Несколько лет назад Валин муж, дядя Андрюша, приезжал в Москву пробивать повышенную пенсию за вредность. Аж до министра дошел, но выбил. А ведь она ему и так полагалась. Всю жизнь сварщик. Для заработка пахал как вол по выходным, сверхурочно, лез в самое пекло, на самые вредные работы, варил в закрытых котлах, нажил профзаболевание легких, а при начислении пенсии это ему не было учтено. Понадобилось обойти все инстанции, ехать в Москву, чтоб добавили еще пару десяток. И так во всем, Люда с Валерой, когда приезжали, целыми днями по магазинам. Шмотки, сапожки, сыр, колбаса — ничего тут у них нет. За мясом, говорят, летают в Москву самолетом. Снаряжают соседа, он берет на всех, потом летит другой сосед — тоже социалистическая кооперация. Все надо доставать, все дается с трудом — в этих тисках вся жизнь и им невозможно понять, как это у человека все есть, а он еще чем-то недоволен, вот угодил в тюрьму. От жира взбесился, не иначе. Так я был понят своей родней. Бабушка по матери меня прокляла, теща отрубила, дядья стали смотреть как-то странно, братья, сестра теперь со мной осторожны, даже жена, Наташа, нет-нет и посетует на свою долю, мол, я о ней мало думаю. А о ком же я думаю, когда пишу, разве не о ней, не о них, не о нас ли всех приходится думать, когда имеешь дело с трагедией больного, задушенного общества? Нет, это слишком абстрактно. Надо думать конкретно: о жене, о родных, о детях, о себе, а там пропади все пропадом, остальные пусть как хотят, так и живут, лишь бы нам хорошо.

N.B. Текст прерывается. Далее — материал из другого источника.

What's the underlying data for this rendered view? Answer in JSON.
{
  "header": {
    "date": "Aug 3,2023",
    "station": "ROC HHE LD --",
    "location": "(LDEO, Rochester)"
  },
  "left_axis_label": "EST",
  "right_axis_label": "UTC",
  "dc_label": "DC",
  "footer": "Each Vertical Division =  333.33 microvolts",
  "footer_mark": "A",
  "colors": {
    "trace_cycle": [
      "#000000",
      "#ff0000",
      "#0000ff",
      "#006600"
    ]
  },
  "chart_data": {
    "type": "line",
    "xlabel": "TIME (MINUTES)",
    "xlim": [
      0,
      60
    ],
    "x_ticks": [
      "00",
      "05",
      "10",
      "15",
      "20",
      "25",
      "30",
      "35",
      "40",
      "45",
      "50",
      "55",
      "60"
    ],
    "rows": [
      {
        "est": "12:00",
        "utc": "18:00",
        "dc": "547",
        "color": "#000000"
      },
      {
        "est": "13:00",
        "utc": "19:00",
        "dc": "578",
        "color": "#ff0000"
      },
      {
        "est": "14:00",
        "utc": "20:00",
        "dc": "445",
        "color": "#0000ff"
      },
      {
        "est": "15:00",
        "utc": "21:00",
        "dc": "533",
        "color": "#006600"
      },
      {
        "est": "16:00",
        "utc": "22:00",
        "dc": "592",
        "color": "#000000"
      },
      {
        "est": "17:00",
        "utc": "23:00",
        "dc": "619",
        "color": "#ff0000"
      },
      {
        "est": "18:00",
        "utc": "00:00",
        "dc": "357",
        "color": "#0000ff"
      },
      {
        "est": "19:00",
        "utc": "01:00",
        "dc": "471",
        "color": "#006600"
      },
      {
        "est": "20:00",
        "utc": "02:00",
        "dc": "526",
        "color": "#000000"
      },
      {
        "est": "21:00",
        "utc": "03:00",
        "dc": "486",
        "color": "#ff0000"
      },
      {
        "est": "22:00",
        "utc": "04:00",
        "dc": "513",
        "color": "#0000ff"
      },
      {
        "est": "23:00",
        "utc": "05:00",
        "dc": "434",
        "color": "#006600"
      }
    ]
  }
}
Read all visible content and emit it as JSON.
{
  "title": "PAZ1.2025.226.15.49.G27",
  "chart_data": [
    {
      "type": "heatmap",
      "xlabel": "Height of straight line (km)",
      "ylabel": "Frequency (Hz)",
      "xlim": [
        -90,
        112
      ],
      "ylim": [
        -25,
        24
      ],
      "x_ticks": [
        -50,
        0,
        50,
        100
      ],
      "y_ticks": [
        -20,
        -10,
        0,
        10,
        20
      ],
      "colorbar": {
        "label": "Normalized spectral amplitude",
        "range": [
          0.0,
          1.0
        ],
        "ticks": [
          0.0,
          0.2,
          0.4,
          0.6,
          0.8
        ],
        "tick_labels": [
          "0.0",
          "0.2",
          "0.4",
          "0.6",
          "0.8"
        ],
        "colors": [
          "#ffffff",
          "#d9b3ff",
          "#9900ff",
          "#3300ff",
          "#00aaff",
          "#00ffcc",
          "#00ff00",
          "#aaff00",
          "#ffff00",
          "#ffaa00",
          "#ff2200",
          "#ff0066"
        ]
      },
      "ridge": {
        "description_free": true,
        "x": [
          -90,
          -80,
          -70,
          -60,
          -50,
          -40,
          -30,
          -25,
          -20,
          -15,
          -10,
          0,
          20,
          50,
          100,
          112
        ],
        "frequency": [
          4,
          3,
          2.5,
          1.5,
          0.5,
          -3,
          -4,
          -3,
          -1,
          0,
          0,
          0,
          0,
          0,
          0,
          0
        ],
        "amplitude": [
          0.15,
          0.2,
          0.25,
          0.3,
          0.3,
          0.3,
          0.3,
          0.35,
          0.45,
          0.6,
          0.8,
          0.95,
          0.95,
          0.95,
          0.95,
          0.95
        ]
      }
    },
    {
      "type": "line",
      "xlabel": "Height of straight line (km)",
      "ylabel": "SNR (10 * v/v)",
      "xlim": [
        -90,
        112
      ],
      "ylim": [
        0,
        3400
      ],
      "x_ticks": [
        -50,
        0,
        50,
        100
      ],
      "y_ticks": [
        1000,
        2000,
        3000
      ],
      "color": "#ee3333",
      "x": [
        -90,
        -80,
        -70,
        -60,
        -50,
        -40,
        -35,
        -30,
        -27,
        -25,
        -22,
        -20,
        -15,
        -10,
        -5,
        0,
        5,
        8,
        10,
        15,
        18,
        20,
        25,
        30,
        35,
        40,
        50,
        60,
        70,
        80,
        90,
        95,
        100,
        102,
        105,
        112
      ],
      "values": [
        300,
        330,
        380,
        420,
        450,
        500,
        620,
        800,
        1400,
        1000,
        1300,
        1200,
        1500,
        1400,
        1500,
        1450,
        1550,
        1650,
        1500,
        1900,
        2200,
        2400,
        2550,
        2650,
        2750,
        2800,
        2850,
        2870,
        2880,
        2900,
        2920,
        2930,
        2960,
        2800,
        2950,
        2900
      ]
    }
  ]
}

Ах, если бы наши личные проблемы зависели только от нас самих. Если б не переплетались они с такими же проблемами других людей — может быть тогда мои родные были бы правы. Но ведь в том-то и дело, что корень наших бед — общий, и, когда я пишу о деспотическом государстве, о разложении общества, я думаю о том, что всем нам травит жизнь, в том числе и мне, и жене, и тетке, и бабушке — всем, а главное нашим детям, не стыдно ли плодить страдальцев, оставляя им такое наследство, они что ли должны наше дерьмо разгребать? Нет, чтобы делать детей, надо сделать для них условия, надо сначала подумать не о себе, а о них. Мои они, что ли, будут дети, если при нынешнем режиме я сам себе не принадлежу? Рабов-то плодить? Собственных детей отдавать на произвол хамской власти? Какой же все-таки тварью надо быть, чтобы не понимать этого? Как жестока эта глупость по отношению к своим же потомкам! Как же они нас должны ненавидеть! Не отсюда ли все эти нынешние молодежные проблемы, растущий бунт против родителей и их мира? Звери и то в неволе плохо размножаются, а мы плодим пленников неограниченной власти ограниченных людей. Не хуже ли мы, родители, этих зверей? Сейчас время такое, что рожать надо не детей, а волю. Всякие роды трудны и мучительны, и жертвенны, но ведь рожаем детей, почему же боимся страданий, когда дело касается гражданской свободы? А ведь она нам сейчас больше нужна, чем дети, потому что она нужна им больше, чем мы сами, родители, испорченные, беспомощные узники бесчеловечной системы. Чтобы думать о семье ли, о детях, надо сначала подумать о том, что их ожидает, чтобы делать детей, надо сделать сносными условия существования. Но как это объяснить людям, даже родственникам, если за слово сажают, если то, что пишешь, приходится прятать, если разговоры подслушивают и не только те, что ведутся по телефону на лагерном свидании? Не понимает родня, стал чужим я для них — этого я никак не ожидал и друзей таких оказалось довольно много, и это стало едва ли не самым горьким открытием для меня со времени ареста. И впервые оно кольнуло меня упреком в полными слез глазах Вали.